CeBIT: Mobile TV Technology Is Ready, But Are Users?
By Carlo Longino, Fri Mar 11 16:00:00 GMT 2005

Operators and manufacturers are showing off plenty of Mobile TV products at CeBIT. With a number of operators running live services and manufacturers already showing working next-generation systems, the technology is here. But will users care enough to pay?

Several operators have made mobile TV and video a key part of their 3G content offering, generally offering users several live streaming channels as well as well as downloadable clips. Vodafone, for instance, offers German users live simulcasts of four TV networks and another 11 "looped" channels that feature repeating, periodically updated content. NTT DoCoMo offers 30 to 40 channels, and serves them up over a video telephony connection: when users select a channel, their handset initiates a video call to a special number, then displays the stream. Manufacturer Samsung had on display phones from its home market in South Korea that use receive satellite and terrestrial DMB television broadcasts.

Siemens as well as Samsung is showing off DVB-H concept devices and service demos, and this technology, though only in the trial stage, also looks promising. The demo devices deliver high quality video, as do the DMB services already in operation. The existing streaming services offer quality that's probably about what one would expect -- pretty good for relatively static images, but degrading some for fast-moving scenes like football matches.

Clearly, the technology is ready. Next-generation systems will add interactivity; Siemens' demo showed several basic interactive elements that use the mobile network to send data back in to broadcasters, initially things like voting or to make purchases. Even better, the DVB-H and DMB systems let users record content. While the handsets aren't ready to replace users' TiVos, it's hard to imagine future versions of the devices won't have software that serves similar functions.

So the technology is here to deliver TV to mobile devices, and is even progressing nicely. Operators don't look like they're having any shortage of content, with CNN live streams available from several of them, and other top brands offering content. But the question remains: is live TV something people want on their mobiles?

It's clear that not even the operators are certain. Vodafone's live streams are free for users on 3G tariffs (at least in Germany) through the end of the year, and while O2 Germany is only offering clips, not live TV, they're free for subscribers for the time being as well. Sounds like the rather usual "drug pusher model": offer users something for free until they're hooked, then start charging. But mobile TV may not offer the potency of illegal substances -- will users be hooked enough to pay? Vodafone and its rivals have several months to find out.

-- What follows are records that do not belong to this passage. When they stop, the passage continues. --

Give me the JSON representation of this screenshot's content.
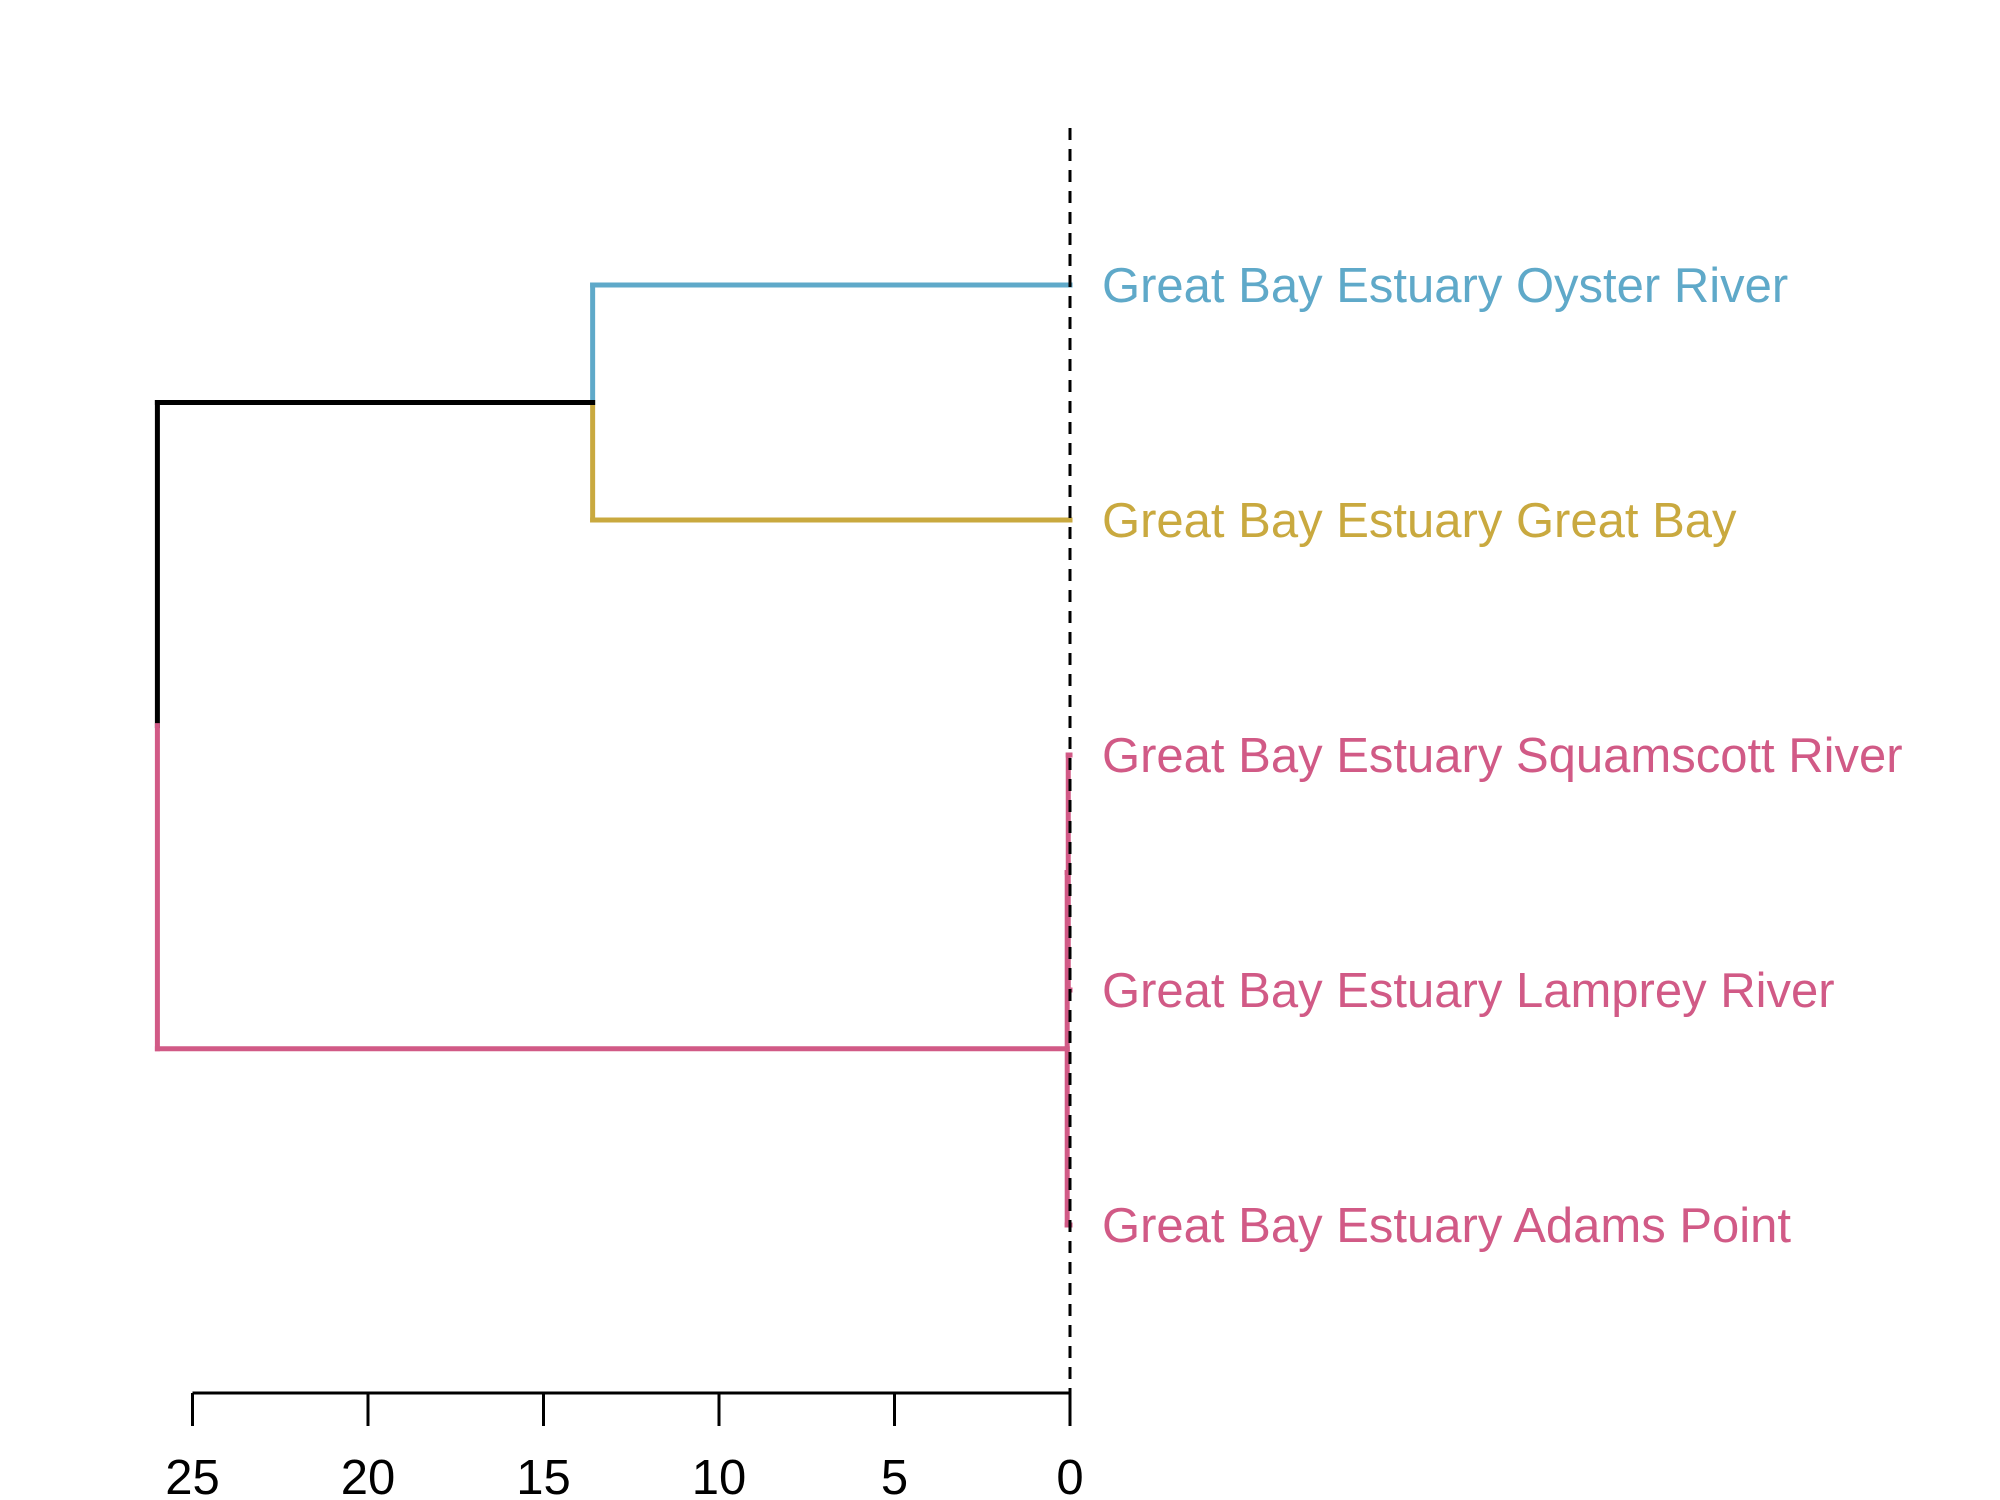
{
  "chart_data": {
    "type": "dendrogram",
    "orientation": "horizontal",
    "x_axis": {
      "ticks": [
        25,
        20,
        15,
        10,
        5,
        0
      ],
      "tick_labels": [
        "25",
        "20",
        "15",
        "10",
        "5",
        "0"
      ],
      "reversed": true
    },
    "cut_height": 0,
    "leaves": [
      {
        "label": "Great Bay Estuary Oyster River",
        "color": "#5fa9c9"
      },
      {
        "label": "Great Bay Estuary Great Bay",
        "color": "#c9a93f"
      },
      {
        "label": "Great Bay Estuary Squamscott River",
        "color": "#d15a86"
      },
      {
        "label": "Great Bay Estuary Lamprey River",
        "color": "#d15a86"
      },
      {
        "label": "Great Bay Estuary Adams Point",
        "color": "#d15a86"
      }
    ],
    "merges": [
      {
        "a": "leaf:2",
        "b": "leaf:3",
        "height": 0.05,
        "color": "#d15a86"
      },
      {
        "a": "merge:0",
        "b": "leaf:4",
        "height": 0.08,
        "color": "#d15a86"
      },
      {
        "a": "leaf:0",
        "b": "leaf:1",
        "height": 13.6,
        "color": "#5fa9c9",
        "color_b": "#c9a93f"
      },
      {
        "a": "merge:2",
        "b": "merge:1",
        "height": 26.0,
        "color": "#000000",
        "color_b": "#d15a86"
      }
    ],
    "colors": {
      "cluster_1": "#5fa9c9",
      "cluster_2": "#c9a93f",
      "cluster_3": "#d15a86",
      "root": "#000000"
    }
  }
}
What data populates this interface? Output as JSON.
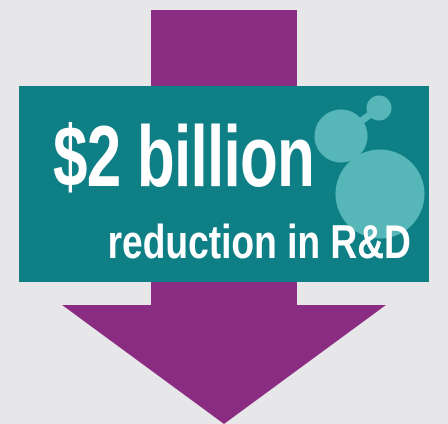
{
  "banner": {
    "headline": "$2 billion",
    "subline": "reduction in R&D"
  },
  "colors": {
    "background_panel": "#e7e7e9",
    "arrow_purple": "#8b2c83",
    "banner_teal": "#0f7f86",
    "molecule_light": "#57b6b8",
    "text": "#ffffff"
  },
  "icons": {
    "arrow": "down-arrow-icon",
    "molecule": "molecule-icon"
  }
}
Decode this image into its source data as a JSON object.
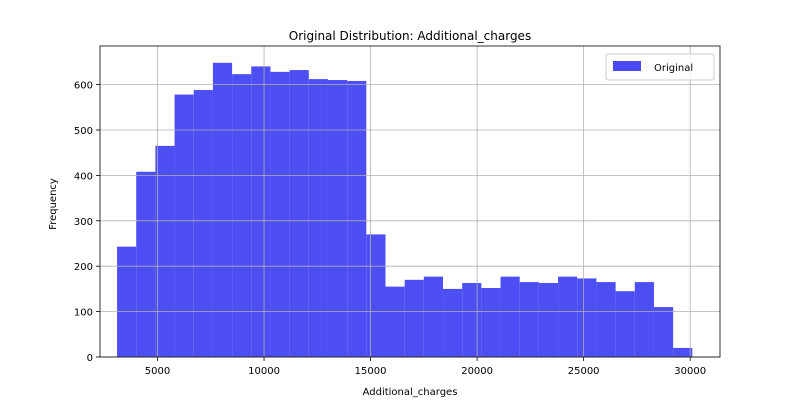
{
  "chart_data": {
    "type": "bar",
    "title": "Original Distribution: Additional_charges",
    "xlabel": "Additional_charges",
    "ylabel": "Frequency",
    "xlim": [
      2300,
      31400
    ],
    "ylim": [
      0,
      685
    ],
    "xticks": [
      5000,
      10000,
      15000,
      20000,
      25000,
      30000
    ],
    "yticks": [
      0,
      100,
      200,
      300,
      400,
      500,
      600
    ],
    "grid": true,
    "legend": {
      "position": "top-right",
      "entries": [
        "Original"
      ]
    },
    "series": [
      {
        "name": "Original",
        "color": "#4a4af5",
        "bins": [
          {
            "x0": 3100,
            "x1": 4000,
            "value": 243
          },
          {
            "x0": 4000,
            "x1": 4900,
            "value": 408
          },
          {
            "x0": 4900,
            "x1": 5800,
            "value": 465
          },
          {
            "x0": 5800,
            "x1": 6700,
            "value": 578
          },
          {
            "x0": 6700,
            "x1": 7600,
            "value": 588
          },
          {
            "x0": 7600,
            "x1": 8500,
            "value": 648
          },
          {
            "x0": 8500,
            "x1": 9400,
            "value": 623
          },
          {
            "x0": 9400,
            "x1": 10300,
            "value": 640
          },
          {
            "x0": 10300,
            "x1": 11200,
            "value": 628
          },
          {
            "x0": 11200,
            "x1": 12100,
            "value": 632
          },
          {
            "x0": 12100,
            "x1": 13000,
            "value": 612
          },
          {
            "x0": 13000,
            "x1": 13900,
            "value": 610
          },
          {
            "x0": 13900,
            "x1": 14800,
            "value": 608
          },
          {
            "x0": 14800,
            "x1": 15700,
            "value": 270
          },
          {
            "x0": 15700,
            "x1": 16600,
            "value": 155
          },
          {
            "x0": 16600,
            "x1": 17500,
            "value": 170
          },
          {
            "x0": 17500,
            "x1": 18400,
            "value": 177
          },
          {
            "x0": 18400,
            "x1": 19300,
            "value": 150
          },
          {
            "x0": 19300,
            "x1": 20200,
            "value": 163
          },
          {
            "x0": 20200,
            "x1": 21100,
            "value": 152
          },
          {
            "x0": 21100,
            "x1": 22000,
            "value": 177
          },
          {
            "x0": 22000,
            "x1": 22900,
            "value": 165
          },
          {
            "x0": 22900,
            "x1": 23800,
            "value": 163
          },
          {
            "x0": 23800,
            "x1": 24700,
            "value": 177
          },
          {
            "x0": 24700,
            "x1": 25600,
            "value": 173
          },
          {
            "x0": 25600,
            "x1": 26500,
            "value": 165
          },
          {
            "x0": 26500,
            "x1": 27400,
            "value": 145
          },
          {
            "x0": 27400,
            "x1": 28300,
            "value": 165
          },
          {
            "x0": 28300,
            "x1": 29200,
            "value": 110
          },
          {
            "x0": 29200,
            "x1": 30100,
            "value": 20
          }
        ]
      }
    ]
  }
}
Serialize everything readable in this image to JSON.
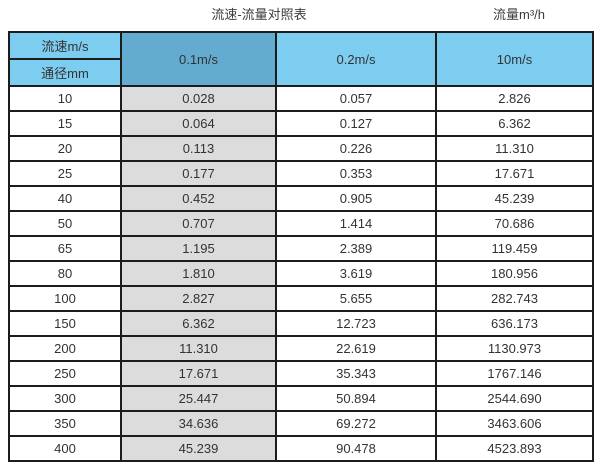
{
  "captions": {
    "title": "流速-流量对照表",
    "unit_label": "流量m³/h"
  },
  "table": {
    "header": {
      "velocity_label": "流速m/s",
      "diameter_label": "通径mm",
      "velocity_columns": [
        "0.1m/s",
        "0.2m/s",
        "10m/s"
      ]
    },
    "rows": [
      [
        "10",
        "0.028",
        "0.057",
        "2.826"
      ],
      [
        "15",
        "0.064",
        "0.127",
        "6.362"
      ],
      [
        "20",
        "0.113",
        "0.226",
        "11.310"
      ],
      [
        "25",
        "0.177",
        "0.353",
        "17.671"
      ],
      [
        "40",
        "0.452",
        "0.905",
        "45.239"
      ],
      [
        "50",
        "0.707",
        "1.414",
        "70.686"
      ],
      [
        "65",
        "1.195",
        "2.389",
        "119.459"
      ],
      [
        "80",
        "1.810",
        "3.619",
        "180.956"
      ],
      [
        "100",
        "2.827",
        "5.655",
        "282.743"
      ],
      [
        "150",
        "6.362",
        "12.723",
        "636.173"
      ],
      [
        "200",
        "11.310",
        "22.619",
        "1130.973"
      ],
      [
        "250",
        "17.671",
        "35.343",
        "1767.146"
      ],
      [
        "300",
        "25.447",
        "50.894",
        "2544.690"
      ],
      [
        "350",
        "34.636",
        "69.272",
        "3463.606"
      ],
      [
        "400",
        "45.239",
        "90.478",
        "4523.893"
      ]
    ]
  },
  "colors": {
    "header_blue": "#7dcdf0",
    "header_dark_blue": "#63accf",
    "gray_column": "#dcdcdc",
    "border": "#1c1c1c",
    "text": "#333333"
  },
  "chart_data": {
    "type": "table",
    "title": "流速-流量对照表",
    "unit": "流量m³/h",
    "row_header_label": "通径mm",
    "column_header_label": "流速m/s",
    "columns": [
      "通径mm",
      "0.1m/s",
      "0.2m/s",
      "10m/s"
    ],
    "rows": [
      [
        10,
        0.028,
        0.057,
        2.826
      ],
      [
        15,
        0.064,
        0.127,
        6.362
      ],
      [
        20,
        0.113,
        0.226,
        11.31
      ],
      [
        25,
        0.177,
        0.353,
        17.671
      ],
      [
        40,
        0.452,
        0.905,
        45.239
      ],
      [
        50,
        0.707,
        1.414,
        70.686
      ],
      [
        65,
        1.195,
        2.389,
        119.459
      ],
      [
        80,
        1.81,
        3.619,
        180.956
      ],
      [
        100,
        2.827,
        5.655,
        282.743
      ],
      [
        150,
        6.362,
        12.723,
        636.173
      ],
      [
        200,
        11.31,
        22.619,
        1130.973
      ],
      [
        250,
        17.671,
        35.343,
        1767.146
      ],
      [
        300,
        25.447,
        50.894,
        2544.69
      ],
      [
        350,
        34.636,
        69.272,
        3463.606
      ],
      [
        400,
        45.239,
        90.478,
        4523.893
      ]
    ]
  }
}
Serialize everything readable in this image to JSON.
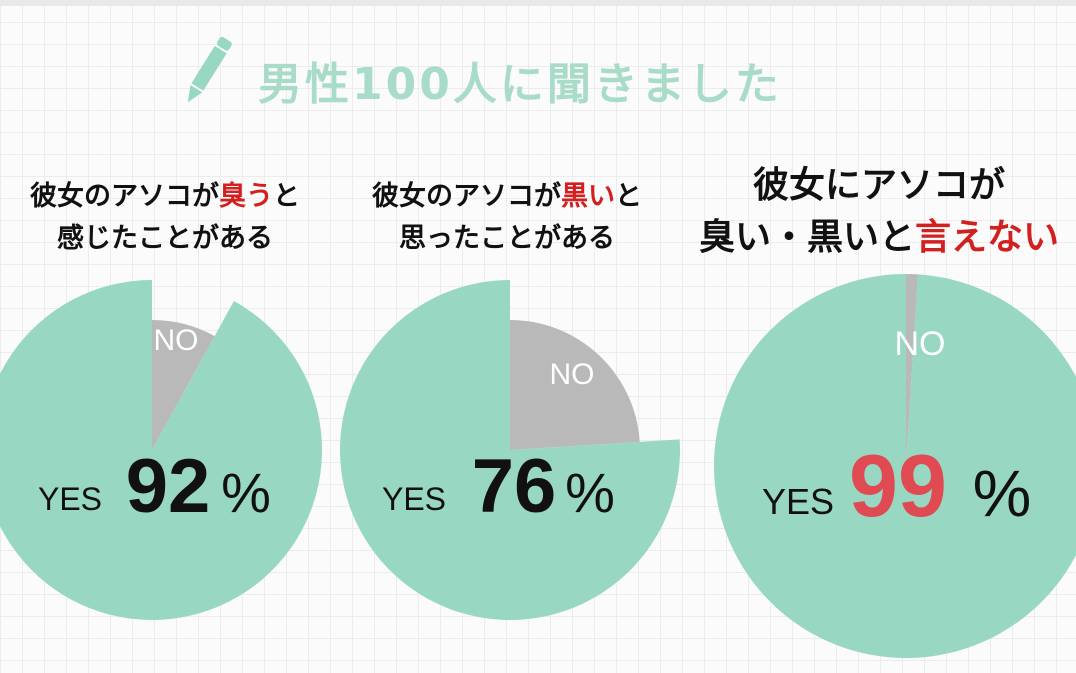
{
  "title": "男性100人に聞きました",
  "colors": {
    "yes": "#98d7c2",
    "no": "#b9b9b9",
    "accent": "#d21f1f",
    "pct_red": "#e04a52",
    "title": "#a9dcc8"
  },
  "icons": {
    "header": "pencil-icon"
  },
  "questions": [
    {
      "pre": "彼女のアソコが",
      "em": "臭う",
      "post": "と",
      "line2": "感じたことがある"
    },
    {
      "pre": "彼女のアソコが",
      "em": "黒い",
      "post": "と",
      "line2": "思ったことがある"
    },
    {
      "line1": "彼女にアソコが",
      "line2_pre": "臭い・黒いと",
      "em": "言えない"
    }
  ],
  "chart_data": [
    {
      "type": "pie",
      "title": "彼女のアソコが臭うと感じたことがある",
      "categories": [
        "YES",
        "NO"
      ],
      "values": [
        92,
        8
      ],
      "yes_label": "YES",
      "no_label": "NO",
      "pct_value": "92",
      "pct_sign": "%"
    },
    {
      "type": "pie",
      "title": "彼女のアソコが黒いと思ったことがある",
      "categories": [
        "YES",
        "NO"
      ],
      "values": [
        76,
        24
      ],
      "yes_label": "YES",
      "no_label": "NO",
      "pct_value": "76",
      "pct_sign": "%"
    },
    {
      "type": "pie",
      "title": "彼女にアソコが臭い・黒いと言えない",
      "categories": [
        "YES",
        "NO"
      ],
      "values": [
        99,
        1
      ],
      "yes_label": "YES",
      "no_label": "NO",
      "pct_value": "99",
      "pct_sign": "%"
    }
  ]
}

The DMB and DVB-H technologies are more compelling than streams over UMTS for the time being, since they offer users the ability to harness the broadcasts by recording them and playing them back on their own schedule. The key to mobile video won't be just broadcasting live TV on its own, it will be offering users personal media. While TV on a mobile remains a novel concept, there will come a point when users won't be satisfied with watching anything just because it's available -- they'll want more control over what they're presented with. That's some functionality they'll likely have no problem paying for.